The AppStore has a number of games that try to mix the old-style adventure genre with touch based interface, most prominently hidden object games. It is not a surprise that G5 Entertainment, a studio that already have relative success with the hidden object adventure Mushroom Age and Paranormal Agency, does it again with The Mystery of the Crystal Portal [iTunes Link]. In fact, this title earned them the up-and-coming developer award at Great Game Awards by RealGames
 
In Crystal Portal you play Nicole Rankwist, a young journalist daughter of a renowned archeologist who has gone lost. Hopefully, you can find him using his secret diary that explains his quest to find an amazing secret hidden in pieces around the world. Perhaps not the most creative setting, but it does to send you to different continents to find clues to find your father and eventually discover what the mystery of the Crystal Portal is. 
 
The game is laid out nicely with minimal control buttons and a list of items that must be collected. Every stage has different levels packed with objects that you have to examine carefully and combine to get to the relevant clues. The little action happens on 2D scenarios where you can zoom in but not pan around. Everything you need to find is most of the times on plain sight, and only in a few occasions hidden by other objects or inside secret areas. Video and more screenshots after the break.
 
In most of the classic adventure games you have to combine elements to achieve something. I remember the old Day of the Tentacle was great in that sense. In Crystal Portal you have to mash up a number of elements that have little to do with each other with the only aim to… clean up the room? You are not going to get a lighter, a book, a bucket and make a bonfire. Here is more about: Get a balance, a Nefertiti statue, a vase, a diary and a basket and combine it with a lamp. I understand this gives a level of complexity for the actual gameplay and doesn't sacrifice the theme coherence of the scenario. 
 

The touch controls are not the most predictable either, but get the job done fast. First, you need to find the mysterious items marked with an interrogation mark on your menubar. Once you tap on them, you will get illustrations in black and white of five different items you must find. Once you see them, tap, drag and drop them. The trick here is that the objects are well hidden and the picture provided doesn't necessarily match the perspective from your point of view. Once you complete this task, other elements will be available for collection until you clear the scenario. 
 
I didn't find Crystal Portal very fun the first time I played, but it can get you hooked quite easily because there is a lot of depth in the levels. You can use the bit "hint" button so you don't get stuck, which made my progress much faster and I didn't feel guilty using. As the game progresses, you get used to spot really obvious objects that you know you'll need to use (common feature in the genre), but some a pretty well hidden and blend really well with the background. 
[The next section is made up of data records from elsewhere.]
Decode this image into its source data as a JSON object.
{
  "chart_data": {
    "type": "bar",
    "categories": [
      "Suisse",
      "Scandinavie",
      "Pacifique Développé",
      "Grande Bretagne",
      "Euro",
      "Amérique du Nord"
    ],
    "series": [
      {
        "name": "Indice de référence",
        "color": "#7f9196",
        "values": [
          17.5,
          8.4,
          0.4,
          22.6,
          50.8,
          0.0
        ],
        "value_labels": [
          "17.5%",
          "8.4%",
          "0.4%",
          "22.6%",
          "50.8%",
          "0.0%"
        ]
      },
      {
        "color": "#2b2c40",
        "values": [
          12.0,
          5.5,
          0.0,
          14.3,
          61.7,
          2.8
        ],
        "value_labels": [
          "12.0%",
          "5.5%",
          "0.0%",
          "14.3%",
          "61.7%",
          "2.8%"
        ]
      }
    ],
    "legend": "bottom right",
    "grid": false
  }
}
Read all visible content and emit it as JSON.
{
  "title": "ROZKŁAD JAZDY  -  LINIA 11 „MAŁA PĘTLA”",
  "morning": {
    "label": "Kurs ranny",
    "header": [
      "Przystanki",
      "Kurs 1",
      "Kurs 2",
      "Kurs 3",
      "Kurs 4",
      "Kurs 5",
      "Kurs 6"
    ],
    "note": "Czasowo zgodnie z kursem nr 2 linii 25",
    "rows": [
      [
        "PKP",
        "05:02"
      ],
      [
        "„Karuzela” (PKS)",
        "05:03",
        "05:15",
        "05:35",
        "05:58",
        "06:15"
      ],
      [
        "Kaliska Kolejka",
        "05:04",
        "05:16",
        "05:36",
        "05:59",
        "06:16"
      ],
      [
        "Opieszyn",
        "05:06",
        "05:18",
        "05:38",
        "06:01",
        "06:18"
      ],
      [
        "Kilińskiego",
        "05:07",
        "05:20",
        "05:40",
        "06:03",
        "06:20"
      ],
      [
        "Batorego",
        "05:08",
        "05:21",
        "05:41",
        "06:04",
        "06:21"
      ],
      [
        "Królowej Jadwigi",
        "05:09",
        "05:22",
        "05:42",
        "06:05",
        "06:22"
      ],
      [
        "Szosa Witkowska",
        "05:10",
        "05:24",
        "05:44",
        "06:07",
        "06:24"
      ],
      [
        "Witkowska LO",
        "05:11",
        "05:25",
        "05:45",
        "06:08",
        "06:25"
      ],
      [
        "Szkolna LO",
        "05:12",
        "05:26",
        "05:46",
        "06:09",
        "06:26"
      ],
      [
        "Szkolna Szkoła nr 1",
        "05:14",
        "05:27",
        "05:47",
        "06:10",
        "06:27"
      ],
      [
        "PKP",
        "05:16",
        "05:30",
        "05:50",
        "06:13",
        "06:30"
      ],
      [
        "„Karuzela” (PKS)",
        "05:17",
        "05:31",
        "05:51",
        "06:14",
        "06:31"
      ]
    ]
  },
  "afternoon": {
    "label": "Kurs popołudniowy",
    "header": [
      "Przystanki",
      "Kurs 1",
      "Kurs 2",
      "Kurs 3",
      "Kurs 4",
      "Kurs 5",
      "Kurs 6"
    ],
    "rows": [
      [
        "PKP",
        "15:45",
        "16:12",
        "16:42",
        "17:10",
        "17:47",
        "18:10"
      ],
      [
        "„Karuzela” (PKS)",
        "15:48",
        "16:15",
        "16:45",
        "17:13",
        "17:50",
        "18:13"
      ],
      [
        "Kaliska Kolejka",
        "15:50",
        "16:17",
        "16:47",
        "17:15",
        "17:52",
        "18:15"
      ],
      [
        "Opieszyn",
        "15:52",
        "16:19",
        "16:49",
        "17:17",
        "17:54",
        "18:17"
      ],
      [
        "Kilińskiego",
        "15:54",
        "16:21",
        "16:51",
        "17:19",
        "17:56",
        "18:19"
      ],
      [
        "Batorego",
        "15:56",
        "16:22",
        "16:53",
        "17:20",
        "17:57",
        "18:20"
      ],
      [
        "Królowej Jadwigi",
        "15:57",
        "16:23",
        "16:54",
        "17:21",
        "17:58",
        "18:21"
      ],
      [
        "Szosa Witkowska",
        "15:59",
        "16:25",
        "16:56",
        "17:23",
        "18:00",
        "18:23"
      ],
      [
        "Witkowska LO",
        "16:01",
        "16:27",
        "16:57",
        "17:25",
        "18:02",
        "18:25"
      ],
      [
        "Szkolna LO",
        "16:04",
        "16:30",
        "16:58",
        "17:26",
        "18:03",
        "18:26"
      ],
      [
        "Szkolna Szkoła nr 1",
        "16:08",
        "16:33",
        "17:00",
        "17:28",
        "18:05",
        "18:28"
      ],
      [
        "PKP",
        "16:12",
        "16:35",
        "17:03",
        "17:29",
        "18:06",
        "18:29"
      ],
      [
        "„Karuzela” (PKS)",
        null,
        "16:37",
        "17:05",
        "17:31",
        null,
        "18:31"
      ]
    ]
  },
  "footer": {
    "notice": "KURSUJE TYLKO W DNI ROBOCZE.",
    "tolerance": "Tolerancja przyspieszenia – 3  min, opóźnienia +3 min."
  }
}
At the end of every stage there is a little puzzle that you need to solve to get your reward. I found these really smart and entertaining and just wished there were more of those along the game. 
The art is beautiful and has a very characteristic style. However, I noticed that the detail level varied tremendously between levels, specially the Japanese temple not making any sense at all. While I found a level at the docks and train station really good, the temple just looked artificially crammed with objects that didn't belong there. Another issue the developer might want to look into is the tapping, since I can select items before I need to use them. 
 
 
It doesn't impress when you first play, but it becomes addictive an a serious time waster… in the good sense. Overall I was nicely impressed with The Mystery of Crystal Portal. It delivers definitely more than four hours of gameplay and is one of those you can come back after some weeks without playing because the plot doesn't play such an important part. And why not, this is the kind of game you want to show off your Retina Display on your brand new iPhone or iPod Touch.